In cell-based therapy, there is a risk that the stem cells transplanted into damaged tissue in the host will induce an immune response (14–16). For this reason, the rate for the expansion and the survival of grafted stem cells are limited. Therefore, it is important for hfMSCs to be able to provide advantages that can protect against immune rejection and the need for further engraftment while offering therapeutic advantages before pathology sets in (4). This immune advantage is associated with the patterns of human leukocyte antigens (HLA) expression patterns on the surface of transplanted cells. Undifferentiated MSCs express HLA class I (HLA-DR), but not HLA class II (HLA-ABC) (17). HLA-DR may function as an immunomodulator to promote tolerance of the transplanted cells in the recipient, given that it can attack natural killer (NK) cells exhibit in recipient (14, 15). Short-term co-culturing with MSCs reduces NK-cell cytotoxicity against HLA-DR-positive tumor cells but not against HLA-DR-negative cells. These observations suggest that MSCs have an inhibitory effect on NK-cell cytotoxicity against HLADR-positive cells, making them less susceptible to NK-mediated lysis than HLA-DR-negative cells (15–17). HLAABC expression is also induced in undifferentiated MSCs exposed to IFN-γ; however, IFN-γ-induced HLA-ABC cannot stimulate T cells (4, 11, 18), Still, all of these expression patterns may be involved in modulating the immune system in the tissue host.

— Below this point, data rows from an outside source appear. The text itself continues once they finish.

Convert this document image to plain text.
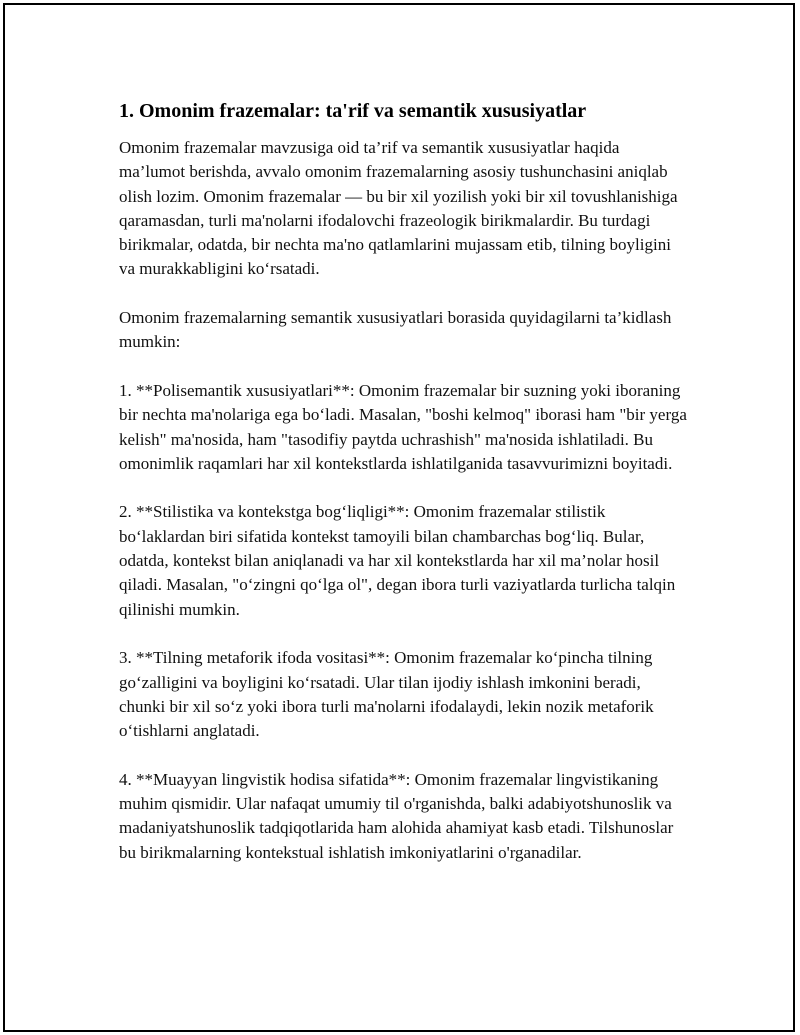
1. Omonim frazemalar: ta'rif va semantik xususiyatlar

Omonim frazemalar mavzusiga oid ta’rif va semantik xususiyatlar haqida ma’lumot berishda, avvalo omonim frazemalarning asosiy tushunchasini aniqlab olish lozim. Omonim frazemalar — bu bir xil yozilish yoki bir xil tovushlanishiga qaramasdan, turli ma'nolarni ifodalovchi frazeologik birikmalardir. Bu turdagi birikmalar, odatda, bir nechta ma'no qatlamlarini mujassam etib, tilning boyligini va murakkabligini ko‘rsatadi.

Omonim frazemalarning semantik xususiyatlari borasida quyidagilarni ta’kidlash mumkin:

1. **Polisemantik xususiyatlari**: Omonim frazemalar bir suzning yoki iboraning bir nechta ma'nolariga ega bo‘ladi. Masalan, "boshi kelmoq" iborasi ham "bir yerga kelish" ma'nosida, ham "tasodifiy paytda uchrashish" ma'nosida ishlatiladi. Bu omonimlik raqamlari har xil kontekstlarda ishlatilganida tasavvurimizni boyitadi.

2. **Stilistika va kontekstga bog‘liqligi**: Omonim frazemalar stilistik bo‘laklardan biri sifatida kontekst tamoyili bilan chambarchas bog‘liq. Bular, odatda, kontekst bilan aniqlanadi va har xil kontekstlarda har xil ma’nolar hosil qiladi. Masalan, "o‘zingni qo‘lga ol", degan ibora turli vaziyatlarda turlicha talqin qilinishi mumkin.

3. **Tilning metaforik ifoda vositasi**: Omonim frazemalar ko‘pincha tilning go‘zalligini va boyligini ko‘rsatadi. Ular tilan ijodiy ishlash imkonini beradi, chunki bir xil so‘z yoki ibora turli ma'nolarni ifodalaydi, lekin nozik metaforik o‘tishlarni anglatadi.

4. **Muayyan lingvistik hodisa sifatida**: Omonim frazemalar lingvistikaning muhim qismidir. Ular nafaqat umumiy til o'rganishda, balki adabiyotshunoslik va madaniyatshunoslik tadqiqotlarida ham alohida ahamiyat kasb etadi. Tilshunoslar bu birikmalarning kontekstual ishlatish imkoniyatlarini o'rganadilar.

We found that hfMSCs-Y express high levels of HLA class II (HLA-ABC) antigen; otherwise, extremely low levels of HLA class I (HLA-DR) antigen. We also found that hfMSCs express HLA-G antigen. These expression patterns could also be involved in modulating the immune system in the tissue recipient. However, hfMSCs-M expression of HLA-ABC was low during early passages but high with more than 20 passages (Fig. 1). This finding indicates that the characteristics of MSCs could vary with the age of the MSC. Therefore, it is important to obtain MSCs at their earliest stages of development.
The hfMSCs have been known to increase engraftment and have great potential for proliferation and osteogenesis (12, 19). hfMSCs proliferation involves the expansion and the function of transplanted stem cells (20). This proliferative capacity is associated with the expression of human telomerase reverse transcriptase (hTERT). Aggressive hTERT expression also induces teratoma formation (as seen with embryonic stem cells) and hfMSC proliferation (21). We found that hTERT activity in hfMSCs--including hfMSCs-M and hfMSCs-Y--is greater than in bone-marrow MSCs but does not induce the formation of teratomas (Fig. 3). These advantages suggest indirectly that hfMSCs could be used as a cell source for cell-based therapy.
We conclude that the various hfMSCs we characterized in this study could serve as models for understanding immunosuppressive mechanisms of MSCs. However, it is necessary to evaluate the characteristics of hfMSCs derived from each type of fetal tissue to be sure that they are highly efficient at immunosuppression.
Acknowledgments
We thank Min-Jung Baik, Su-Yeon Jeon in our laboratory for technicalassistance in these experiments. This work was supported by the Resettlement Funds for a newly appointed professor in CHA University and the Korea Research Foundation Grant funded by the Korean Government (MEST) (KRF-2008-313-E00247).
Footnotes
Potential Conflict of Interest
The authors have no conflicting financial interest.